The specialised subforums are supposed to be a place where people with specialised knowledge, can help people with specialised questions.
In practise, the people with that knowledge don’t seem to realise they have it, or they don’t want to actively help people. Thus those people do not subscribe to the specialised forums, or browse them regularly.
As a result, questions posted in those forums get very low traffic, and very few answers. But it is clear that despite the specialised nature of those questions, the knowledge on how to answer them is pretty commonplace, as evidenced by the fact that you very often get those answers when you post in a more generalised forum.
There’s a fundamental failure of design here.
I have a feeling that many people browse the general, scripting, and game design forums because they enjoy the discussions, they have a reason to keep coming back. And requests for help that pop up in those places are a kind of “I’m here anyways, might as well help” vibe.
There isn’t enough discussion in the specialised forums to warrant people browsing them for fun, so there’s less people there as a result.
What’s the solution?
-
Remove the incentive to not-post in them, by making the act of posting in them actually yield results. This may require unity staffmembers subscribing to a subforum each and making a conscious attempt to answer everything in it. It’s notable that @Mecanim-Dev does this a lot in the animation subforum, and as a result i’d argue, there’s relatively little posting about animation questions outside of that.
-
Encourage knowledgeable people to visit those forums, for any reason at all. This might be helped by creating interesting discussions there and engaging with the community. Perhaps also hints in the UI reminding people to subscribe to a forum that interests them, and making it more easy and obvious to do so.
-
Encourage altruistic effort to help people. The unity answers system is pretty neat, in that it gives you more privileges as you collect likes and do stuff. But those rewards aren’t really relevant to people who don’t actively visit the Answers system. Maybe weekly/monthly prize draws, store credit vouchers or something, would be nice.
-
MAKE A GODDAMN WIKI.
Seriously though, why isn’t there a good unity wiki? Yes i know that there is one. It’s shit, it’s the worst wiki i’ve ever seen, because it’s a walled garden with entrance requirements a mile high in order to sign up, and no unregistered editing allowed. You have to practically fill in a survey about your life history to make an account, it demanded information for verification that i wasn’t willing to give.
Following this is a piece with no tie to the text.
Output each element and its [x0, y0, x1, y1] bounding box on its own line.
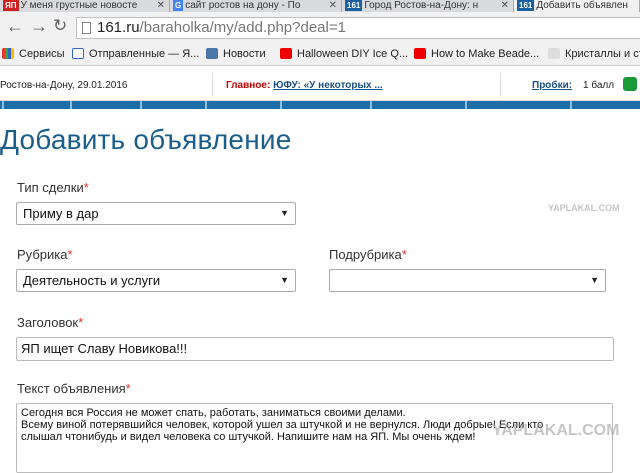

The lack of a good wiki to collect community knowledge is seriously harmful, repositories of knowledge like that can greatly reduce problems and enhance collective consciousness.
On a similar note:
5. Improve the unity documentation. it sucks.
I’ve lost count of how many times i’ve made a thread on these forums, just to ask for a complete explanation of a feature because the official documentation’s explanation was either lacking or nonexistent. And many times, after learning what i needed, i’ve longed to go back and edit that documentation so others wouldn’t need to ask the same questions in future. but of course it’s a walled off thing only editable by unity staff. At least having a good wiki would go a long way towards solving this.
In short, the whole unity community and system has some major problems. you should really just hire me as your community manager, i could do a far better job than who or whatever is doing it now. Until these core flaws are fixed, you’re going to see endless cross posting, repetition of previous discussion, and a lack of knowledge growth amongst users.